BMI is the ratio of weight vs. height to measure obese or underweight people. However, BMI doesn’t take into account muscle vs. fat, and therefore athletes can often have a very high BMI despite the fact that they’re perfectly healthy, just because they have more muscle mass and it causes their BMI to read as if they are overweight, said Rogers. Models can also be very healthy, but their BMI doesn’t always reflect that, and can show them as underweight instead.

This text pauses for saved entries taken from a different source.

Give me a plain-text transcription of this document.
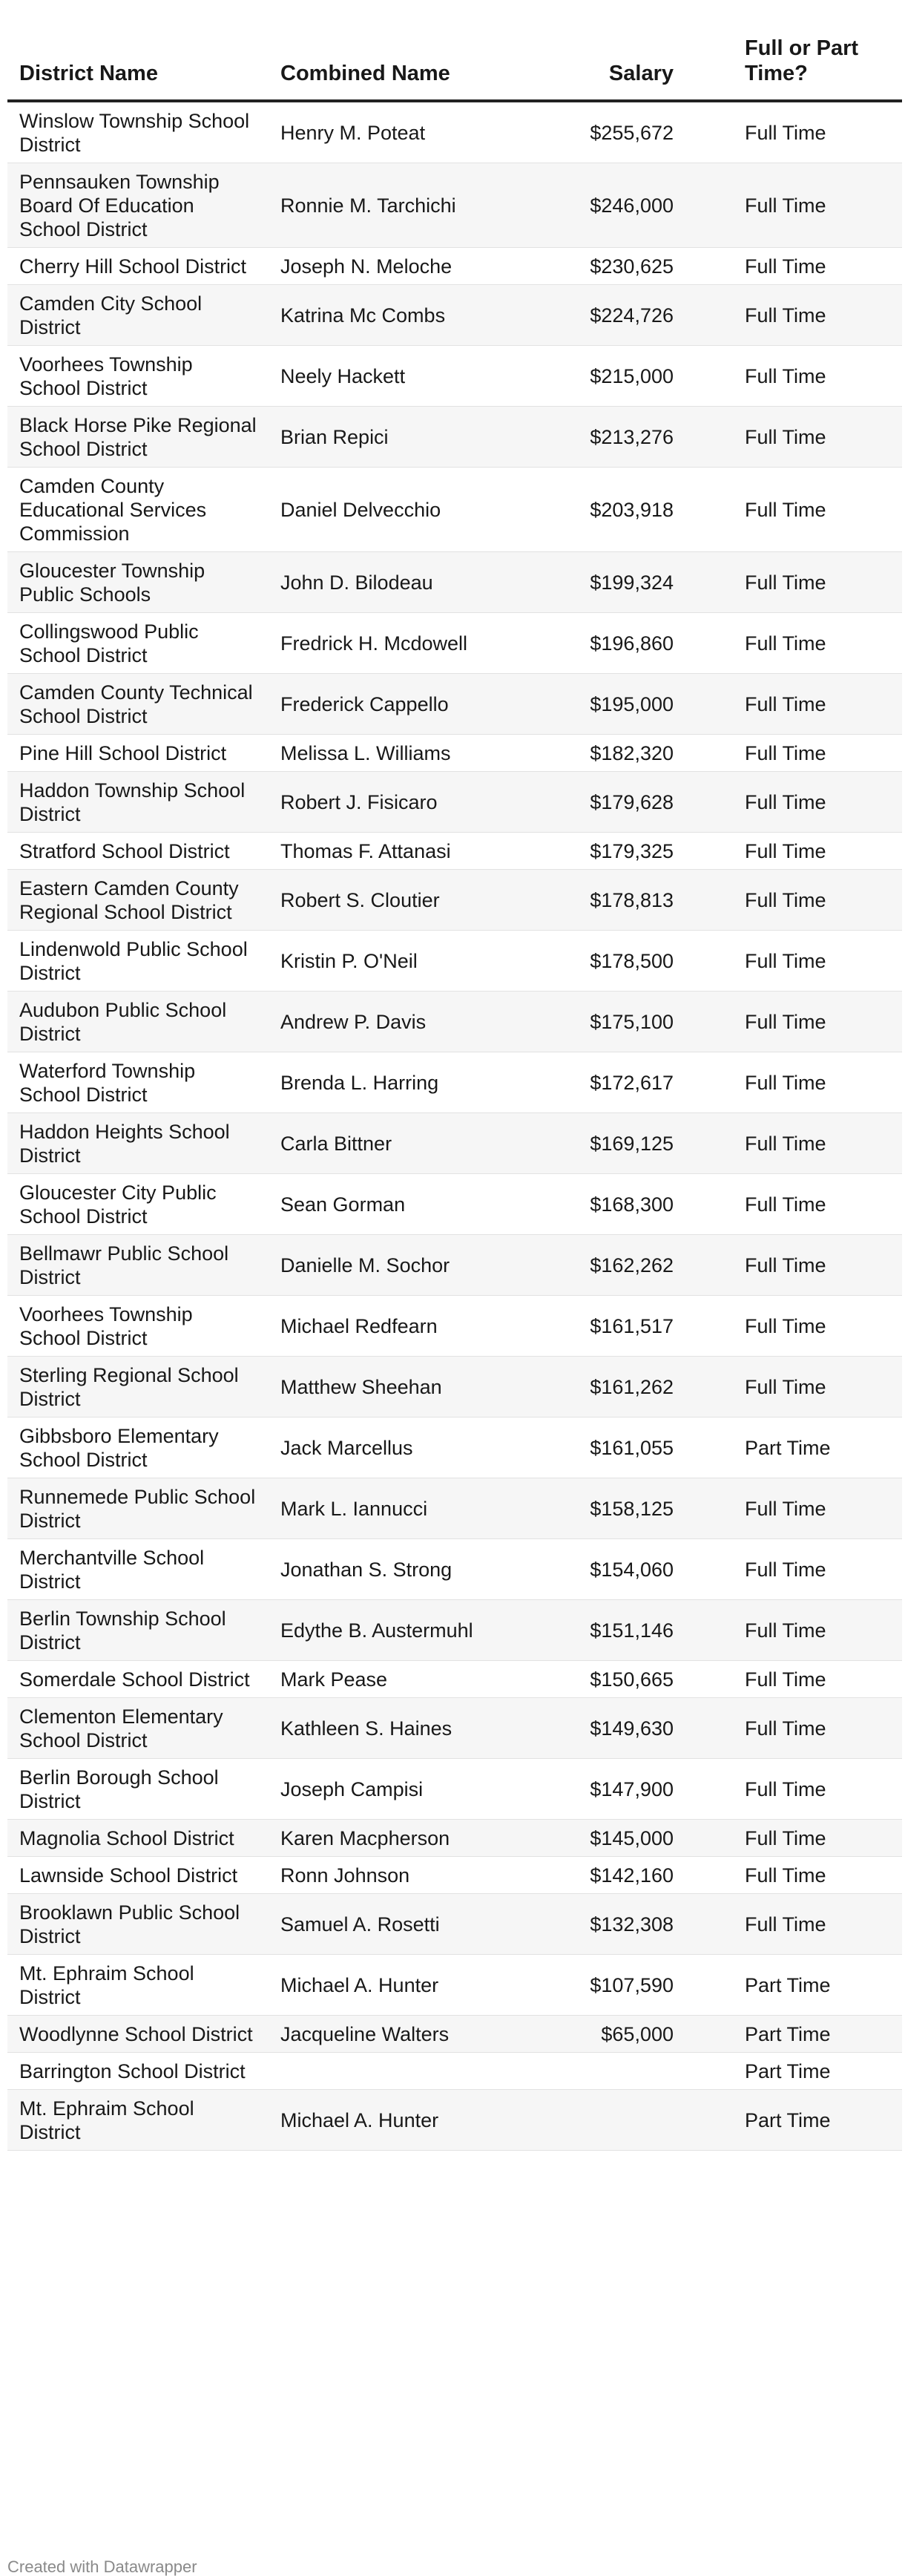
District Name	Combined Name	Salary	Full or Part Time?
Winslow Township School District	Henry M. Poteat	$255,672	Full Time
Pennsauken Township Board Of Education School District	Ronnie M. Tarchichi	$246,000	Full Time
Cherry Hill School District	Joseph N. Meloche	$230,625	Full Time
Camden City School District	Katrina Mc Combs	$224,726	Full Time
Voorhees Township School District	Neely Hackett	$215,000	Full Time
Black Horse Pike Regional School District	Brian Repici	$213,276	Full Time
Camden County Educational Services Commission	Daniel Delvecchio	$203,918	Full Time
Gloucester Township Public Schools	John D. Bilodeau	$199,324	Full Time
Collingswood Public School District	Fredrick H. Mcdowell	$196,860	Full Time
Camden County Technical School District	Frederick Cappello	$195,000	Full Time
Pine Hill School District	Melissa L. Williams	$182,320	Full Time
Haddon Township School District	Robert J. Fisicaro	$179,628	Full Time
Stratford School District	Thomas F. Attanasi	$179,325	Full Time
Eastern Camden County Regional School District	Robert S. Cloutier	$178,813	Full Time
Lindenwold Public School District	Kristin P. O'Neil	$178,500	Full Time
Audubon Public School District	Andrew P. Davis	$175,100	Full Time
Waterford Township School District	Brenda L. Harring	$172,617	Full Time
Haddon Heights School District	Carla Bittner	$169,125	Full Time
Gloucester City Public School District	Sean Gorman	$168,300	Full Time
Bellmawr Public School District	Danielle M. Sochor	$162,262	Full Time
Voorhees Township School District	Michael Redfearn	$161,517	Full Time
Sterling Regional School District	Matthew Sheehan	$161,262	Full Time
Gibbsboro Elementary School District	Jack Marcellus	$161,055	Part Time
Runnemede Public School District	Mark L. Iannucci	$158,125	Full Time
Merchantville School District	Jonathan S. Strong	$154,060	Full Time
Berlin Township School District	Edythe B. Austermuhl	$151,146	Full Time
Somerdale School District	Mark Pease	$150,665	Full Time
Clementon Elementary School District	Kathleen S. Haines	$149,630	Full Time
Berlin Borough School District	Joseph Campisi	$147,900	Full Time
Magnolia School District	Karen Macpherson	$145,000	Full Time
Lawnside School District	Ronn Johnson	$142,160	Full Time
Brooklawn Public School District	Samuel A. Rosetti	$132,308	Full Time
Mt. Ephraim School District	Michael A. Hunter	$107,590	Part Time
Woodlynne School District	Jacqueline Walters	$65,000	Part Time
Barrington School District			Part Time
Mt. Ephraim School District	Michael A. Hunter		Part Time
Created with Datawrapper
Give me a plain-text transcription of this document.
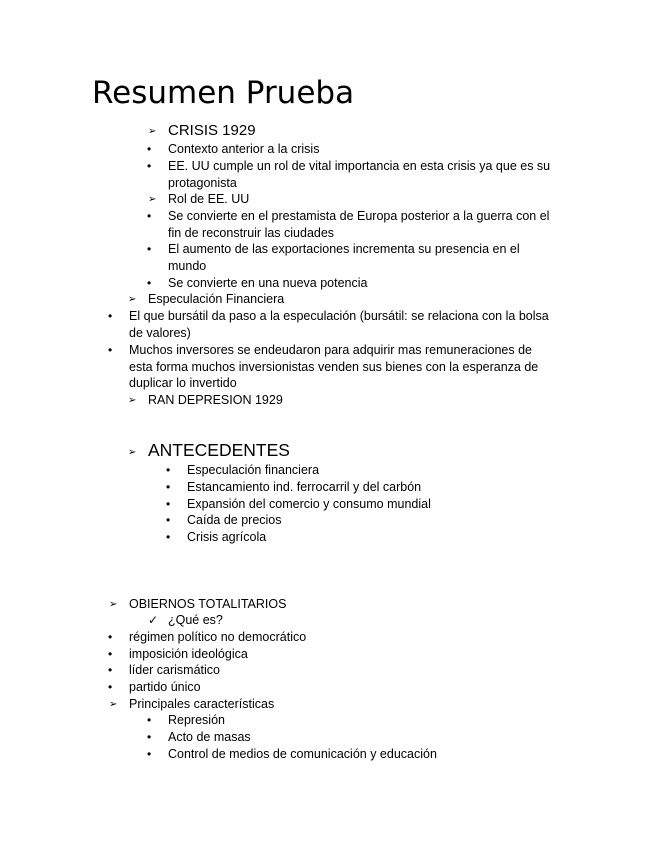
Resumen Prueba
➢ CRISIS 1929
•	Contexto anterior a la crisis
•	EE. UU cumple un rol de vital importancia en esta crisis ya que es su
protagonista
➢ Rol de EE. UU
•	Se convierte en el prestamista de Europa posterior a la guerra con el
fin de reconstruir las ciudades
•	El aumento de las exportaciones incrementa su presencia en el
mundo
•	Se convierte en una nueva potencia
➢ Especulación Financiera
•	El que bursátil da paso a la especulación (bursátil: se relaciona con la bolsa
de valores)
•	Muchos inversores se endeudaron para adquirir mas remuneraciones de
esta forma muchos inversionistas venden sus bienes con la esperanza de
duplicar lo invertido
➢ RAN DEPRESION 1929
➢ ANTECEDENTES
•	Especulación financiera
•	Estancamiento ind. ferrocarril y del carbón
•	Expansión del comercio y consumo mundial
•	Caída de precios
•	Crisis agrícola
➢ OBIERNOS TOTALITARIOS
✓ ¿Qué es?
•	régimen político no democrático
•	imposición ideológica
•	líder carismático
•	partido único
➢ Principales características
•	Represión
•	Acto de masas
•	Control de medios de comunicación y educación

It’s a genuine concern, but Israel has a very small modeling industry (only 300 professional models, according to New York Magazine), with most of their magazines and media coming in from other countries. It will be more interesting to see how this law impacts other modeling industries, and whether countries such as the USA will take a page out of Israel’s book to begin combatting poor self-image in women. It’s really an easy fix and consists of doing one thing: don’t tell people that what they look like is wrong and ugly. Body types were not made to be homogenous. I’d rather see a genuinely beautiful, healthy person on a magazine cover than some airbrushed and unrealistic ideal. In the meantime, I’m glad that Israel is taking a stand to say that “anorexic” as a look isn’t beautiful but rather horrifying and dangerous. The law may have some kinks in it, but the intention is spot on.